Annuisce lui torcendosi in un crampo

che fa a fettine addome e identità, lo macina

sotto un rimorso cronico che pavido!

urla di petto a lei che l’ha aspettato tanto.

 

Si attacca l’umido d’agosto sulla pelle

si addensa la città in una frottola

di turisti e fantasmi e frenesie per isole.

 

Si avviano mano in mano lungo l’argine

del loro lago delicatamente immobile

lei lui la loro ligia inanità.

 

 

 

8.                  Cronaca

 

Era rientrato in casa col revolver

ma lei s’era serrata in automobile

il figlio era uno slego di bicipiti

suonavano alla porta due mannìbbali.

 

Non voglio più sentirmi soprammobile

si disse arrotolando nel pullover

i proiettili e il sogno un po’ cannibale

di divorarla tutta quella bipede.

 

Il figlio spiccò un fischio e un destro abile

sfondarono la porta i pii mannìbbali

si spaccò lui la nuca sullo stipite

un colpo partì a vuoto per lo stabile.

 

Lei sempre nella Punto, irremovibile.

Ma il fatto ha un rospo dentro, da risolvere.

 

 

 

9.                  Fra amiche

 

-  Eeh con le donne era un tipo imbattibile.

              Pronto e preciso come un tirassegno.
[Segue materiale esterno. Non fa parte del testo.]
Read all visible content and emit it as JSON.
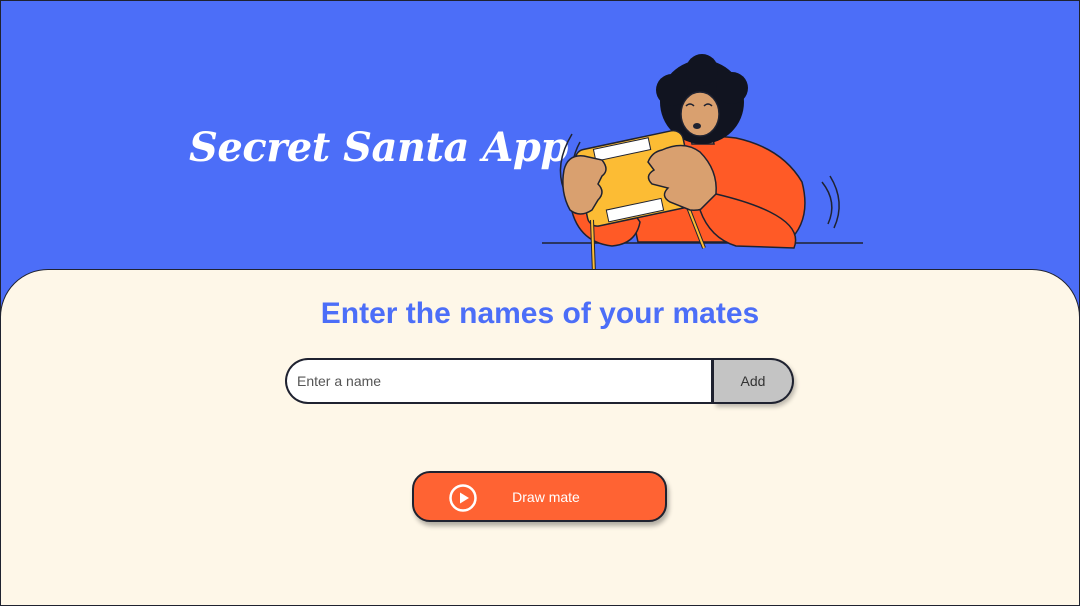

              Caruccio, premuroso, imprevedibile... -

          -   Ma poi sgusciava a pesce (già, il suo segno). -

 

        -    Ciuleur, cianciuso, una melacotogna

             appiccicarsi a un truglio così amabile. -

         -   Finché non è venuta la cicogna

             e là si è sdato, niente più, introvabile. -

 

                       Forse era troppo figlio per un figlio? -

                      Certo era un paraculo parossistico. -

                      Ma vivrà dove? Resta qualche appiglio? -

 

                      Chessò... seguendo un filo un po’ spionistico

   pare arruolato e perso per guerriglie.

                      Ci credi tu? Per me ha sclerato a mistico. -

 

 

  

10.               Tattoo

 

Leggimi, perlustrami: è un drago alato

a serpentine viola il petto, è un tratto

di foresta amazzonica la schiena,

son roseti spagnoli queste natiche.

 

Non voglio più la vita mia: è a lato

al sorpasso di me questo coatto

scordare sui colori la mia pena

sgargiarmi addosso biografie acrobatiche.

 

Quando l’inchiostro mi si inietta a pelle

il sangue per seguirlo si scrittura

scarta la buccia delle proprie cellule

 

mi intaglia a spuma barca oblò libellula

mi fa piaga e fenomeno ribelle

che sfrangia il corpo, impalla la natura.